Le sue parole non mi convincevano per niente. Però se non li avessi seguiti sarei rimasta da sola, di nuovo. Quindi gli dissi di sì.

Mi trascinò quasi con la forza, mi prese il polso con una disarmante nonchalance e mi portò dagli altri. All'inizio si riscaldarono e fecero cose che anche io pensavo di poter fare. Saltare da un muretto all'altro, rotolare su se stessi, e forse è questo che spinse Taewon a chiedermi di seguirlo.

-Ho i jeans, non potrei farle queste cose e poi mi sporcherei.

So che potesse suonare come una scusa, e probabilmente lo era.

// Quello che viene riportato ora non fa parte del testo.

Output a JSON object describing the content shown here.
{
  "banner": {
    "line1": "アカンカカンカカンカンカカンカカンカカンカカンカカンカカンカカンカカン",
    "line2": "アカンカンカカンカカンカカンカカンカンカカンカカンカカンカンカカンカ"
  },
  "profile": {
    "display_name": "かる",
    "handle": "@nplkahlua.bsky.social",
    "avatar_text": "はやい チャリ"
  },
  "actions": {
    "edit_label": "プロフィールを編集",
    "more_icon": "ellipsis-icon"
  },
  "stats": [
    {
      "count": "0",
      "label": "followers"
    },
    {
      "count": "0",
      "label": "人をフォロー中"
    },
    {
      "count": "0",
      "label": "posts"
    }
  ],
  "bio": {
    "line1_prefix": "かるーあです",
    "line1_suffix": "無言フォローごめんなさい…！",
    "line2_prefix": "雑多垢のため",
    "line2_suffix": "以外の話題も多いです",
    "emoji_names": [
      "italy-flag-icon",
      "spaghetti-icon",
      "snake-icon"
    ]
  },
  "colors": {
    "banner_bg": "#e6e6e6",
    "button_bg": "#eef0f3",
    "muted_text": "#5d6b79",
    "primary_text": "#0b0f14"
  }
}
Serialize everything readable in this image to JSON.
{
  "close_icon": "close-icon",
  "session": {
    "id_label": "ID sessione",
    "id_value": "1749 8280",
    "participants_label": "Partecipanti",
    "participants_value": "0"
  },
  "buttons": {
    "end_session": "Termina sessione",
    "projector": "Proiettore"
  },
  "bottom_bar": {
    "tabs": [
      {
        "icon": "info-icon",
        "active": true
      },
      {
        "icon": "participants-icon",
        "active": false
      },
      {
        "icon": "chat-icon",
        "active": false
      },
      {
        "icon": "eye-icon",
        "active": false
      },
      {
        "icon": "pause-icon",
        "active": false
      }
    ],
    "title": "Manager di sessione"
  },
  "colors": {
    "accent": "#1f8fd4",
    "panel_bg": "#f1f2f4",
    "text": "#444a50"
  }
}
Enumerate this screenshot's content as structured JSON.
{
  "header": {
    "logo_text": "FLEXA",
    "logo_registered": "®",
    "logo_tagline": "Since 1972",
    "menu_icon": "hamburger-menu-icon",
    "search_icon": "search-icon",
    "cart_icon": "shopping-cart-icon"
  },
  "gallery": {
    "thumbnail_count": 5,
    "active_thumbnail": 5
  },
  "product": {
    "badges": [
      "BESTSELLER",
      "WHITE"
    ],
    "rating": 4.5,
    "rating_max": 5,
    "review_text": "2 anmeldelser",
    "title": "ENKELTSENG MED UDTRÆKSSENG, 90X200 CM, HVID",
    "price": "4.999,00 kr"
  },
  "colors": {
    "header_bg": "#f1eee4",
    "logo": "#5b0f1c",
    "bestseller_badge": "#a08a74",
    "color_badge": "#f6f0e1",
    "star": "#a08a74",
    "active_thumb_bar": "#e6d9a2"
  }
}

-Non hai bisogno di una tuta per fare un piccolo saltino, dai sù.

Tutti mi guardavano perché ero la ragazza verso cui Taewon stava dando attenzioni. Sudai freddo, ma mi sarei vergognata ancora di più a non provarci. Li feci goffamente, ma ci riuscii. Salimmo muretto per muretto e alla fine ci trovammo su di un tetto, non troppo alto rispetto ai grattacieli di Seoul, ma la vista era libera e si poteva intravedere il sole scomparire all'orizzonte.

-Bello vero?

Disse Taewon.

Lo era davvero. Misi la mano davanti e giocai con l'ombra sulle mie mani. Il sole sembrava una biglia, pronta per essere messa in tasca.

-E per questo che lo fai?

-Lo faccio per essere libero e... per i soldi.

Mi fece ridere, devo ammetterlo.

-La gente vede solo muri per la città, corre in linea retta come fossero topi. Per me invece sono un'opportunità per sentirmi libero. Non sono costretto da niente e da nessuno.

Aveva forse ragione? Poteva esserci un modo in cui io potessi sentirmi libera di essere me stessa e non la visione distorta di qualcuno o qualcosa?